It is highly expected that the effects of this crisis on women's earnings will be severe and long-lasting. We know from previous crises, for example, that women's employment and incomes recover much more slowly than men's. UN Women projections show not only that there will be a significant increase in poverty as a result of the pandemic, but also that mobile phone number list gender gaps will deepen. In 2021, 435 million women and girls are expected to live on less than $1.90 a day globally, including 47 million who have been pushed into poverty as a result of the pandemic, of which 3.1 million reside in Latin America7.
The severity of the impact of covid-19 on the mobile phone number list economic autonomy of women is due in part to the fact that the pandemic pushes a greater number of women to leave the labor market, a process that does not occur so strongly for men. In the last three decades, the regional rate of female labor participation has improved substantially: between 1998 and 2018, the proportion of women of productive age (25 to 54 years old) who are active increased from 56.9% to 66.8%8.
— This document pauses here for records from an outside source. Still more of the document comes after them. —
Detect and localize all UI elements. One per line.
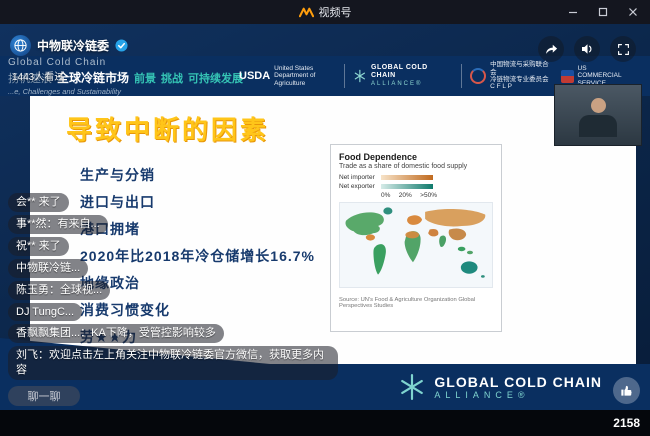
tagline-chip-challenges: 挑战 [161, 70, 183, 86]
chat-message: 陈玉勇：全球视... [8, 281, 110, 300]
close-icon [628, 7, 638, 17]
maximize-button[interactable] [588, 0, 618, 24]
chart-title: Food Dependence [339, 152, 493, 162]
legend-importer-row: Net importer [339, 174, 493, 181]
thumbs-up-icon [619, 383, 634, 398]
chat-message: 会** 来了 [8, 193, 69, 212]
slide-title: 导致中断的因素 [66, 110, 269, 147]
close-button[interactable] [618, 0, 648, 24]
scale-20: 20% [399, 192, 412, 199]
slide-brand-title: Global Cold Chain [8, 57, 239, 68]
like-button[interactable] [613, 377, 640, 404]
gcca-line1: GLOBAL COLD CHAIN [371, 64, 453, 81]
chart-subtitle: Trade as a share of domestic food supply [339, 163, 493, 170]
app-title: 视频号 [319, 4, 352, 20]
legend-exporter-swatch [381, 184, 433, 189]
legend-exporter-row: Net exporter [339, 183, 493, 190]
live-stream-stage: Global Cold Chain 扬帆速浪 全球冷链市场 前景 挑战 可持续发… [0, 24, 650, 436]
chart-source: Source: UN's Food & Agriculture Organiza… [339, 297, 493, 309]
chat-message: 香飘飘集团...：KA下降，受管控影响较多 [8, 324, 224, 343]
logo-divider [461, 64, 462, 88]
channels-logo-icon [299, 6, 314, 18]
slide-bullet: 生产与分销 [80, 162, 315, 189]
uscs-line1: US [578, 65, 640, 72]
cflp-emblem-icon [470, 68, 486, 84]
stream-actions [538, 36, 636, 62]
us-flag-icon [561, 70, 574, 83]
titlebar-brand: 视频号 [299, 4, 352, 20]
snowflake-icon [399, 374, 425, 400]
cflp-acronym: C F L P [490, 83, 552, 90]
verified-badge-icon [115, 39, 128, 52]
slide-header-band: Global Cold Chain 扬帆速浪 全球冷链市场 前景 挑战 可持续发… [0, 56, 650, 96]
chat-message: 祝** 来了 [8, 237, 69, 256]
speaker-icon [580, 42, 594, 56]
cflp-text: 中国物流与采购联合会 冷链物流专业委员会 C F L P [490, 61, 552, 91]
speaker-video [554, 84, 642, 146]
gcca-footer-line1: GLOBAL COLD CHAIN [434, 374, 602, 390]
logo-divider [344, 64, 345, 88]
titlebar: 视频号 [0, 0, 650, 24]
volume-button[interactable] [574, 36, 600, 62]
usda-logo: USDA United States Department of Agricul… [239, 65, 336, 87]
viewer-count: 1443人看过 [12, 68, 64, 83]
cflp-line1: 中国物流与采购联合会 [490, 61, 552, 76]
slide-subtitle-en: ...e, Challenges and Sustainability [8, 87, 239, 96]
channel-name[interactable]: 中物联冷链委 [37, 37, 109, 54]
like-count: 2158 [613, 416, 640, 430]
world-map [339, 202, 493, 288]
gcca-footer-line2: ALLIANCE® [434, 390, 602, 400]
usda-name: United States Department of Agriculture [274, 65, 336, 87]
usda-acronym: USDA [239, 70, 270, 82]
gcca-logo: GLOBAL COLD CHAIN ALLIANCE® [353, 64, 453, 88]
tagline-chip-sustainability: 可持续发展 [188, 70, 243, 86]
chat-message: DJ TungC... [8, 303, 82, 322]
maximize-icon [598, 7, 608, 17]
gcca-footer-logo: GLOBAL COLD CHAIN ALLIANCE® [399, 374, 602, 400]
legend-exporter-label: Net exporter [339, 183, 377, 190]
legend-importer-swatch [381, 175, 433, 180]
chat-message: 事**然：有来自... [8, 215, 108, 234]
app-window: 视频号 Global Cold Chain 扬帆速浪 全球冷链市场 前景 [0, 0, 650, 436]
speaker-shoulders [579, 115, 617, 137]
cflp-line2: 冷链物流专业委员会 [490, 76, 552, 83]
share-button[interactable] [538, 36, 564, 62]
speaker-head [591, 98, 606, 113]
gcca-line2: ALLIANCE® [371, 81, 453, 88]
legend-scale: 0% 20% >50% [381, 192, 437, 199]
gcca-footer-text: GLOBAL COLD CHAIN ALLIANCE® [434, 374, 602, 400]
chat-message-list: 会** 来了 事**然：有来自... 祝** 来了 中物联冷链... 陈玉勇：全… [8, 193, 338, 380]
channel-avatar[interactable] [10, 35, 31, 56]
window-controls [558, 0, 648, 24]
fullscreen-button[interactable] [610, 36, 636, 62]
fullscreen-icon [617, 43, 630, 56]
scale-50: >50% [420, 192, 437, 199]
food-dependence-chart: Food Dependence Trade as a share of dome… [330, 144, 502, 332]
globe-icon [13, 38, 28, 53]
chat-message: 中物联冷链... [8, 259, 88, 278]
minimize-icon [568, 7, 578, 17]
scale-0: 0% [381, 192, 390, 199]
snowflake-icon [353, 69, 367, 83]
bottom-bar: 2158 [0, 410, 650, 436]
chat-message: 刘飞：欢迎点击左上角关注中物联冷链委官方微信，获取更多内容 [8, 346, 338, 380]
channel-header[interactable]: 中物联冷链委 [10, 35, 128, 56]
gcca-text: GLOBAL COLD CHAIN ALLIANCE® [371, 64, 453, 88]
tagline-main: 全球冷链市场 [57, 69, 129, 86]
cflp-logo: 中国物流与采购联合会 冷链物流专业委员会 C F L P [470, 61, 552, 91]
minimize-button[interactable] [558, 0, 588, 24]
share-icon [544, 43, 558, 56]
legend-importer-label: Net importer [339, 174, 377, 181]
tagline-chip-prospects: 前景 [134, 70, 156, 86]
chat-input[interactable]: 聊一聊 [8, 386, 80, 406]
The effect of the pandemic could imply a setback of at least a decade in the labor inclusion of women, which was already incomplete and mobile phone number list unequal9. The fact that a significant number of women are expelled from the labor market is, of course, closely linked to gender roles within families and the social organization of care. As the waves of the pandemic hit, the saturation of health systems, new prevention practices and the suspension of face-to-face classes in schools and early childhood centers generated an increase in domestic and care work in families, a demand that falls mostly on women.